Телефонные звонки Элис, как яркие всполохи в моей жизни. Поначалу она звонила каждый день, иногда дважды. Мы планируем, что она прилетит через несколько недель, и я отмечаю это в своем календаре. Ее визит, как солнце на моем горизонте.
После того, как я пробыла в Форксе неделю, она стала звонить через день, в основном потому что не могу рассказать ничего нового.
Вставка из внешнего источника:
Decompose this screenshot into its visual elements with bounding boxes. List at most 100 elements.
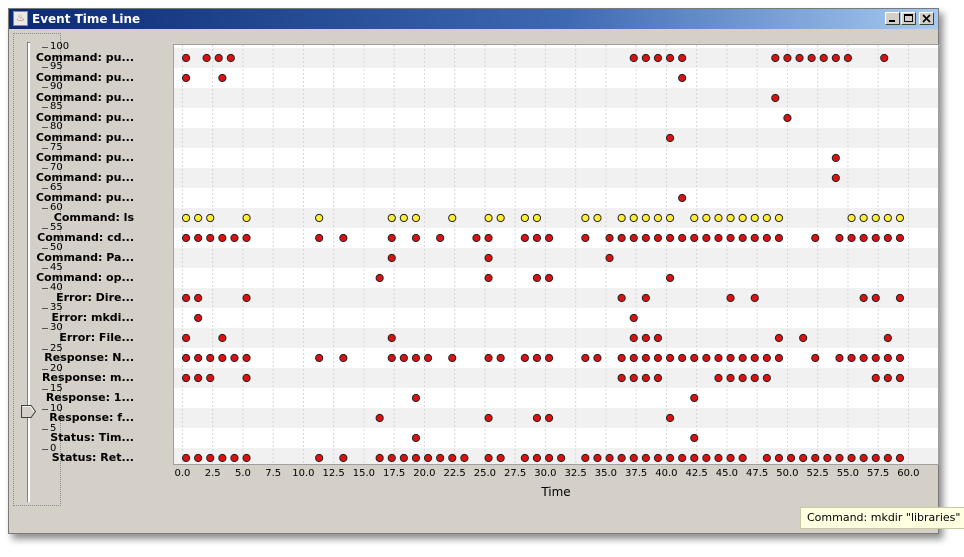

До меня не сразу доходит, что однажды проходит четыре дня с тех пор, как мы в последний раз разговаривали. На самом деле, я не осознаю этого, пока мой телефон не звонит не начинает звонить впервые за четыре дня. Отвечая, я толкаю бедром заднюю дверь, устраиваясь на своем любимом крыльце.
- Элис, привет!
Я слышу, как она выдыхает, прежде чем заговорить:
- Привет, милая. Прости, что не звонила. Как дела?
Я так хорошо ее знаю, что улавливаю в голосе перемену. Она звучит напряженно и устало.
- Я в порядке. Все как обычно. Что у тебя стряслось?
Она снова вздыхает, и долго молчит, прежде чем снова заговорить.
- Несколько дней назад мне позвонил Эмметт.
- Эмметт Маккарти? Из школы?
- Да.
- Вау, я ничего о нем не слышала с момента выпуска. Как он?
- Он хорошо, но звонил мне не для того, чтобы поболтать.
Элис снова делает паузу, прежде чем пуститься в объяснения.
- В прошлом месяце он был в каком-то клубе в Милане и столкнулся с Роуз.
- Роуз?
- Да. Они какое-то время тусовались вместе… И он сказал мне, что она была в ужасном состоянии, когда он ее встретил.
Я чувствую, как мой желудок неприятно сжимается. Все мои страхи за Роуз на протяжении многих лет, мое беспокойство о том, что она вляпается в неприятности, переросли в уверенность после слов Элис.
- Он сказал, что связалась с какими-то странными парнями и произошло что-то очень плохое. Он отвез ее обратно в свой отель, и я не знаю как, но ему удалось уговорить ее улететь с ним домой. Так что сейчас она здесь… В реабилитационном центре.
- О, нет. Бедная Роуз. Ты ее видела?
- Да, я сразу же поехала к ней. Она так плохо выглядит, Из. Она так исхудала, и у нее...
Элис резко замолкает, и я слышу, как она давится слезами.
- Скажи мне, Элис.
- Все руки у нее в следах от уколов… Боже, она так плохо выглядит…
Голос Элис звучал совсем тихо.
Я закрываю глаза и прижимаю кулак ко лбу.
- Что я могу сделать? Я хочу помочь.
- Ничего. Там ты ничего не сможешь сделать. У тебя и так достаточно забот. Но…Боже, я чувствую себя дерьмово, потому что знаю, что я действительно нужна тебе, но мне кажется, что я должна…
- Тебе нужно остаться с ней.
- Да. На самом деле у нее здесь больше нет друзей. Эмметт все время рядом, но она не хочет, что он видел ее такой сейчас… Но, кажется, ей становится легче, когда я навещаю ее. Я нужна ей, Из.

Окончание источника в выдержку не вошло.